Vie, vieillesse et mort d'une femme du peuple (Didier Eribon)

J’ai découvert Didier Eribon il y a maintenant plusieurs années avec son essai socio-autobiographique Retour à Reims qui m’avait tant plu et marqué. Je ne vais pas revenir sur toutes les raisons qui m’avaient fait aimer ce livre, mais je m’étais retrouvé en partie dans le récit de son parcours et de son rapport à ses parents, tout en appréciant l’analyse sociologique qu’il faisait de la classe ouvrière et de son évolution. Didier Eribon avait commencé l’écriture de Retour à Reims après la mort de son père. L’année dernière, c’est la mort de sa mère qui a provoqué l’écriture de Vie, vieillesse et mort d’une femme du peuple. J’avais repéré la sortie de ce livre mais je ne m’étais pas précipité dessus, peut-être parce que la mort de ma propre mère était encore trop proche pour que je puisse m’y confronter dans un livre que je devinais puissant. J’ai fini par m’y plonger cette semaine.

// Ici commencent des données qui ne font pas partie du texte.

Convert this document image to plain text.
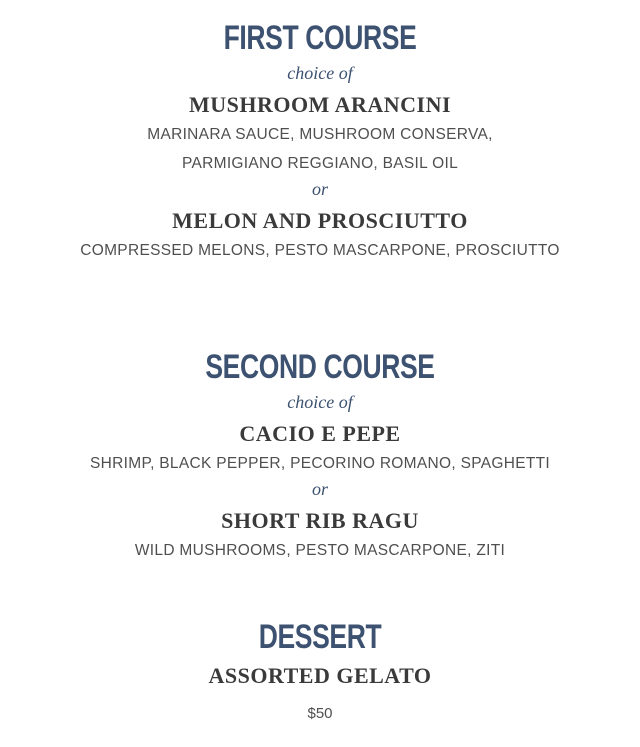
FIRST COURSE

choice of

MUSHROOM ARANCINI

MARINARA SAUCE, MUSHROOM CONSERVA,

PARMIGIANO REGGIANO, BASIL OIL

or

MELON AND PROSCIUTTO

COMPRESSED MELONS, PESTO MASCARPONE, PROSCIUTTO

SECOND COURSE

choice of

CACIO E PEPE

SHRIMP, BLACK PEPPER, PECORINO ROMANO, SPAGHETTI

or

SHORT RIB RAGU

WILD MUSHROOMS, PESTO MASCARPONE, ZITI

DESSERT

ASSORTED GELATO

$50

Il y a quelques années, la mère de Didier Eribon est entrée en maison de retraite. Après plusieurs mois au cours desquels elle a peu à peu perdu son autonomie physique et cognitive, Didier Eribon et ses frères ont dû se résoudre à l’installer, malgré ses réticences, dans un établissement médicalisé. Mais le choc de l’entrée en maison de retraite fut trop brutal et, quelques semaines seulement après son arrivée, elle y est décédée.

Après la mort de sa mère, Didier Eribon reprend le travail d’exploration personnelle et théorique qu’il avait entrepris dans Retour à Reims après la mort de son père. Il analyse le déclin de sa mère, ce qui l’amène à réfléchir sur la vieillesse et la maladie, sur nos rapports aux personnes âgées et à la mort, mais aussi sur l’expérience du vieillissement. Il s’interroge également sur les conditions de l’accueil des personnes dépendantes.

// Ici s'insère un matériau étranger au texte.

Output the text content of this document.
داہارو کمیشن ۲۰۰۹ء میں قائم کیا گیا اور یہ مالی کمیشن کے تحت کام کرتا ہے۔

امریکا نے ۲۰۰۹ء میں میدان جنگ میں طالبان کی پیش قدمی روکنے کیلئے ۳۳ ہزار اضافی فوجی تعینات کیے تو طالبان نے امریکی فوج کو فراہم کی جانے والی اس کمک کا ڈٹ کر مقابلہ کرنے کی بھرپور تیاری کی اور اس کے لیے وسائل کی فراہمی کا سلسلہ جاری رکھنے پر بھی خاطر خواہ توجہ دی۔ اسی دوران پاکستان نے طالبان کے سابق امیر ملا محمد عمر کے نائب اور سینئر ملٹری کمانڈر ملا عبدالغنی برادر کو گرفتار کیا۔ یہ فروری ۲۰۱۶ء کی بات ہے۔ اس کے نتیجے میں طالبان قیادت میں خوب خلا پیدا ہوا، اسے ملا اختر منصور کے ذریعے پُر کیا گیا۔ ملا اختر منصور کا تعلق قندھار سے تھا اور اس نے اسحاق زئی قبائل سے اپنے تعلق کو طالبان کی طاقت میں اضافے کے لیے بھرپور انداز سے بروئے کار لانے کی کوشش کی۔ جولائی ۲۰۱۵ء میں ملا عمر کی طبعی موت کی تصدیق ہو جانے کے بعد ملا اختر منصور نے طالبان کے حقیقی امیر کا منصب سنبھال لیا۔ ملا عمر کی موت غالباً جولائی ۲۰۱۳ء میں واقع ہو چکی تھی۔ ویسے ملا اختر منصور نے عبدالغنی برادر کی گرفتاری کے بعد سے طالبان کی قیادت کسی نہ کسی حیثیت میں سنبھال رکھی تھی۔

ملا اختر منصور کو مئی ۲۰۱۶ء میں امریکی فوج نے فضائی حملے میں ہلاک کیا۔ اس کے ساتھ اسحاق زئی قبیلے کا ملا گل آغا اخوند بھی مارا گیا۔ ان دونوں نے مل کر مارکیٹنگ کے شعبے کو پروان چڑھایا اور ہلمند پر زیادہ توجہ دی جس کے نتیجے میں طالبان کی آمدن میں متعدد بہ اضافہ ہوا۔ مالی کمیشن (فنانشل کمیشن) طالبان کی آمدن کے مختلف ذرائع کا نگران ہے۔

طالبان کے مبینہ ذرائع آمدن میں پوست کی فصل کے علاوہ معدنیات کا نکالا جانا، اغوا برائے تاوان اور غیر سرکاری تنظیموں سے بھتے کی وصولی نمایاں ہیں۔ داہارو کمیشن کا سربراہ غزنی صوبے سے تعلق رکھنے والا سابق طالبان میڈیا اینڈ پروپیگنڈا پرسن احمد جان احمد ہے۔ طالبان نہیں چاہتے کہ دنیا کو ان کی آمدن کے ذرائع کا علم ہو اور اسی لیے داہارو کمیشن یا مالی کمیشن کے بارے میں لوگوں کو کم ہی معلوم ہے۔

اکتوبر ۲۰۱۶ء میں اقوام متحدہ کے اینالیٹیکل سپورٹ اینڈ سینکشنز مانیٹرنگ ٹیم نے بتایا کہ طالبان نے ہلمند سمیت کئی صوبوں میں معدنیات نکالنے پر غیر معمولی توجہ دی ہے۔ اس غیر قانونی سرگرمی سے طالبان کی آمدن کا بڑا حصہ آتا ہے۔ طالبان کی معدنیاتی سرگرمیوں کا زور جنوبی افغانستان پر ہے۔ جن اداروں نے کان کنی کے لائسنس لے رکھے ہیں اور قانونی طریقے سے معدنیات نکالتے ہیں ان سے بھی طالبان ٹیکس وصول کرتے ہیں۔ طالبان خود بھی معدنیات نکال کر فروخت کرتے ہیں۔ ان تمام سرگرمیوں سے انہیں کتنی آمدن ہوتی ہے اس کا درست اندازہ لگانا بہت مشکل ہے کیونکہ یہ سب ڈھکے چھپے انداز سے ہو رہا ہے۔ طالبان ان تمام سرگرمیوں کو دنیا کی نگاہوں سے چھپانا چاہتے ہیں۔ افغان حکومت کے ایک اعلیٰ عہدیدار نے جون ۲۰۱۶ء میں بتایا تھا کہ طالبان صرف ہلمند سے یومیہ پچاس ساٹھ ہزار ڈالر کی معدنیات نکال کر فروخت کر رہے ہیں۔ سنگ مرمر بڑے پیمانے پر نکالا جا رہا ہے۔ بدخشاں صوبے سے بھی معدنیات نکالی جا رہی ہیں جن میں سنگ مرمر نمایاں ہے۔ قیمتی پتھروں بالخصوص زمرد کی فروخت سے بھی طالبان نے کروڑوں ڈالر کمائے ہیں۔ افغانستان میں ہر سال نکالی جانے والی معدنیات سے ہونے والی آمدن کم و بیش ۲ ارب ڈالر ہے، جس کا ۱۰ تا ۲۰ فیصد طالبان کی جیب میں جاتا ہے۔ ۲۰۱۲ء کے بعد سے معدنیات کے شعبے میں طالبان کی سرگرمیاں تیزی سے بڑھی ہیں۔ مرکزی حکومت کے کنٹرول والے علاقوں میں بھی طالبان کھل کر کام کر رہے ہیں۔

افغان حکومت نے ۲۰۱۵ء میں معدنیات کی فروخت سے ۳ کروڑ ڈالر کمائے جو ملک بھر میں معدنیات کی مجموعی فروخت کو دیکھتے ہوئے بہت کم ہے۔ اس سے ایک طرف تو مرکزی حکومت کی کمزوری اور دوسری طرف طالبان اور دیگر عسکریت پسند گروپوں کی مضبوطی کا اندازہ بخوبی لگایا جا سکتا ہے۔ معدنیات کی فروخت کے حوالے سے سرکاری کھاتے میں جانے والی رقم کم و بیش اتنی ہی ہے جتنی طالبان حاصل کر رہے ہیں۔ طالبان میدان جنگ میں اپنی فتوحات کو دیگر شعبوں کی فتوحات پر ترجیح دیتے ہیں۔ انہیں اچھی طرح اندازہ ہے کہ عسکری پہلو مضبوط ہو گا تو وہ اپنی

Il montre que si l’expérience du vieillissement nous est très difficile à penser, c’est parce qu’il s’agit d’une expérience-limite dans la philosophie occidentale, dont l’ensemble des concepts semblent se fonder sur une exclusion de la vieillesse.

Eribon reparcourt également la vie de sa mère, et notamment les périodes où elle était femme de ménage, ouvrière puis retraitée, la saisissant dans toute sa complexité, de sa participation aux grèves à son racisme obsessionnel.

Il conclut sa démarche en faisant de la vieillesse le point d’appui d’une réflexion sur la politique : comment pourraient se mobiliser des personnes qui n’ont plus de mobilité ni de capacité à prendre la parole et donc à dire « nous » ? Les personnes âgées peuvent-elles parler si personne ne parle pour elles, pour faire entendre leur voix ?

Didier Eribon mêle à nouveau témoignage personnel – sur la vie de sa mère et de sa relation avec elle – et analyse philosophique et politique sur la vieillesse, la mort, et leur place dans la société. C’est un mélange qui m’avait beaucoup plu dans Retour à Reims, et qui fonctionne à nouveau très bien ici. Il y a beaucoup de passages très forts où l’auteur parle de sa mère et de leur relation, je m’y suis à nouveau partiellement reconnu. Les derniers chapitres, quand l’auteur part dans des considérations philosophiques, m’ont peut-être moins séduit, mais cela n’enlève rien à la qualité de ce livre.